简体   繁体   English

如何从 csv 中的多个文件计算平均值

[英]How to calculate mean from multiple file in csv

Using this option in python it is possible to calculate the mean from multiple csv file在 python 中使用此选项可以从多个 csv 文件中计算平均值

If file1.csv through file100.csv are all in the same directory, you can use this Python script:如果 file1.csv 到 file100.csv 都在同一个目录下,你可以使用这个 Python 脚本:

#!/usr/bin/env python3

N = 100
mean_sum = 0
std_sum = 0
for i in range(1, N + 1):
    with open(f"file{i}.csv") as f:
        mean_sum += float(f.readline().split(",")[1])
        std_sum += float(f.readline().split(",")[1])

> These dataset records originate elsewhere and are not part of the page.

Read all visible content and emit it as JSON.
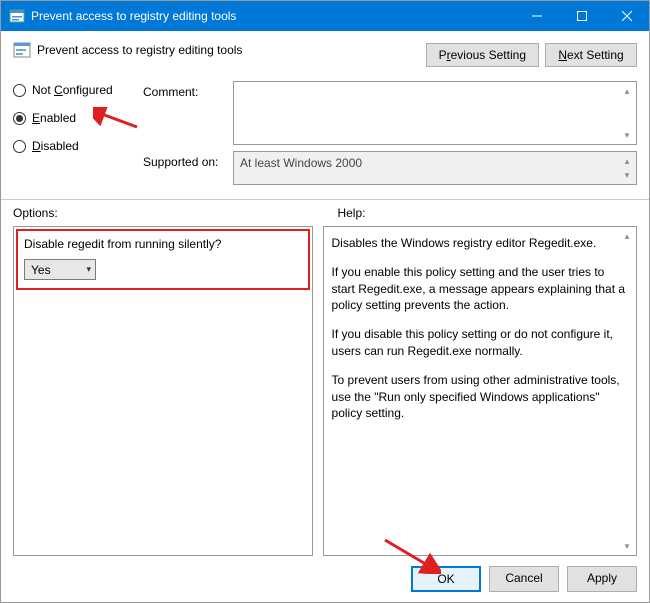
{
  "window": {
    "title": "Prevent access to registry editing tools"
  },
  "header": {
    "title": "Prevent access to registry editing tools",
    "prev_btn_pre": "P",
    "prev_btn_underline": "r",
    "prev_btn_post": "evious Setting",
    "next_btn_underline": "N",
    "next_btn_post": "ext Setting"
  },
  "states": {
    "not_configured_pre": "Not ",
    "not_configured_underline": "C",
    "not_configured_post": "onfigured",
    "enabled_underline": "E",
    "enabled_post": "nabled",
    "disabled_underline": "D",
    "disabled_post": "isabled",
    "selected": "enabled"
  },
  "fields": {
    "comment_label": "Comment:",
    "comment_value": "",
    "supported_label": "Supported on:",
    "supported_value": "At least Windows 2000"
  },
  "sections": {
    "options_label": "Options:",
    "help_label": "Help:"
  },
  "options": {
    "question": "Disable regedit from running silently?",
    "selected": "Yes"
  },
  "help": {
    "p1": "Disables the Windows registry editor Regedit.exe.",
    "p2": "If you enable this policy setting and the user tries to start Regedit.exe, a message appears explaining that a policy setting prevents the action.",
    "p3": "If you disable this policy setting or do not configure it, users can run Regedit.exe normally.",
    "p4": "To prevent users from using other administrative tools, use the \"Run only specified Windows applications\" policy setting."
  },
  "footer": {
    "ok": "OK",
    "cancel": "Cancel",
    "apply": "Apply"
  }
}
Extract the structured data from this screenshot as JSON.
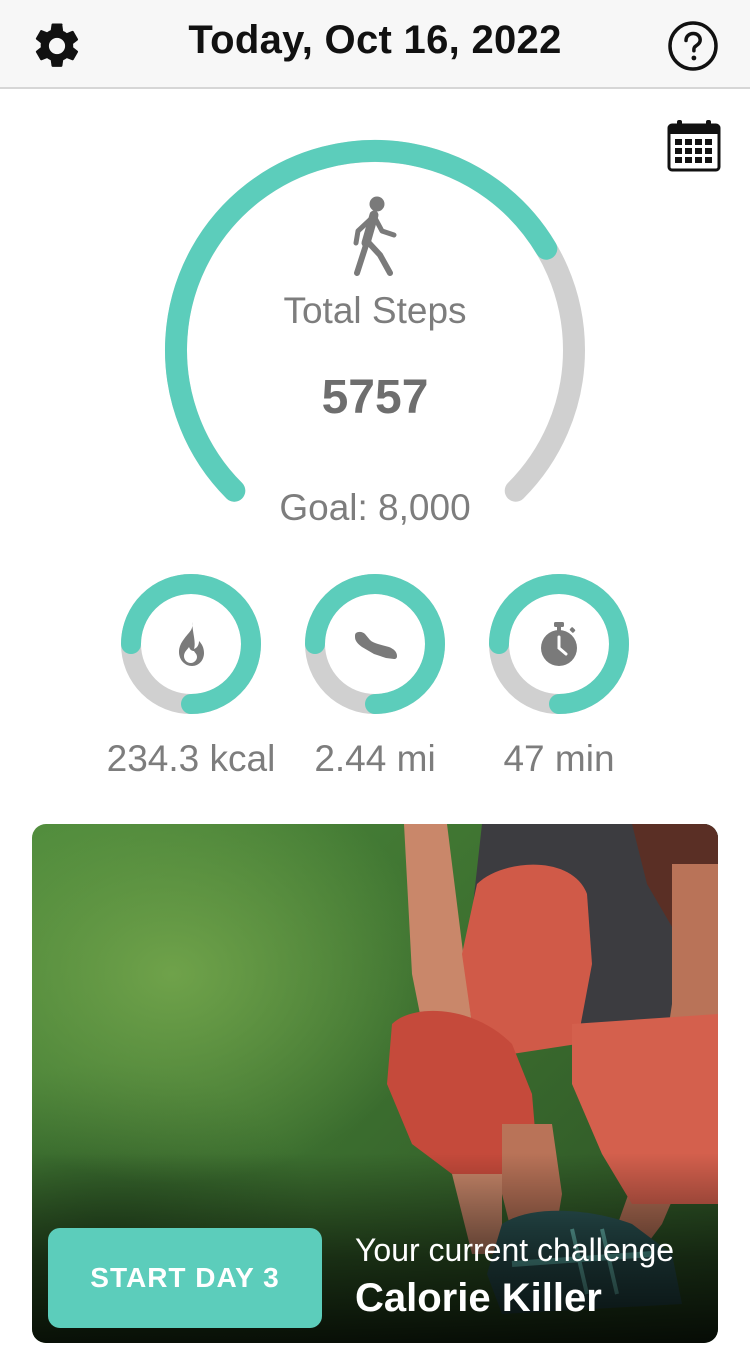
{
  "header": {
    "title": "Today, Oct 16, 2022",
    "settings_icon": "gear-icon",
    "help_icon": "question-circle-icon"
  },
  "calendar_icon": "calendar-icon",
  "steps": {
    "icon": "walking-person-icon",
    "label": "Total Steps",
    "value": "5757",
    "goal_text": "Goal: 8,000",
    "progress": 0.72
  },
  "stats": [
    {
      "icon": "flame-icon",
      "value": "234.3 kcal",
      "progress": 0.75
    },
    {
      "icon": "sneaker-icon",
      "value": "2.44 mi",
      "progress": 0.75
    },
    {
      "icon": "stopwatch-icon",
      "value": "47 min",
      "progress": 0.75
    }
  ],
  "challenge": {
    "button_label": "START DAY 3",
    "subtitle": "Your current challenge",
    "name": "Calorie Killer"
  },
  "colors": {
    "accent": "#5ccdbb",
    "track": "#d0d0d0",
    "muted_text": "#7d7d7d"
  }
}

print(f"Mean of means: {mean_sum / N}")
print(f"Mean of stds: {std_sum / N}")

How is it possible to make it in R?如何在 R 中实现它?

"all can be coded", Erik:) “一切都可以编码”,埃里克:)

It is difficult to help, if you do not provide a minimal reproducible example and describe what you attempted so far and where things go wrong for you.如果您不提供最小的可重现示例并描述您迄今为止尝试的内容以及 go 对您来说错的地方,那么很难提供帮助。

The following is based on {tidyverse} ;以下基于{tidyverse} a set of packages that work well together.一组可以很好地协同工作的软件包。 I write in almost pseudo-code that should get you going.我写的几乎是pseudo-code ,应该能让你继续前进。 Obviously, you will have to adapt, rename to fit your project/variable names, etc.显然,您将不得不适应、重命名以适合您的项目/变量名称等。

Good luck:祝你好运:

library(readr)     # package to read tabular data
library(dplyr)     # main working horse to crunch data
library(purrr)     # functional programming for iterations/loops

pth <- "my-data-folder"    # provide path to your data

# create a list of file names in your folder
## you may need to fine-tune the regular pattern to select the files you look for
## full.names gives you the path/name of your data files
## \\.csv is the way to "escape" the dot of the csv type ending

fns <- list.files(path = pth, pattern = "*file.*\\.csv", full.names = TRUE)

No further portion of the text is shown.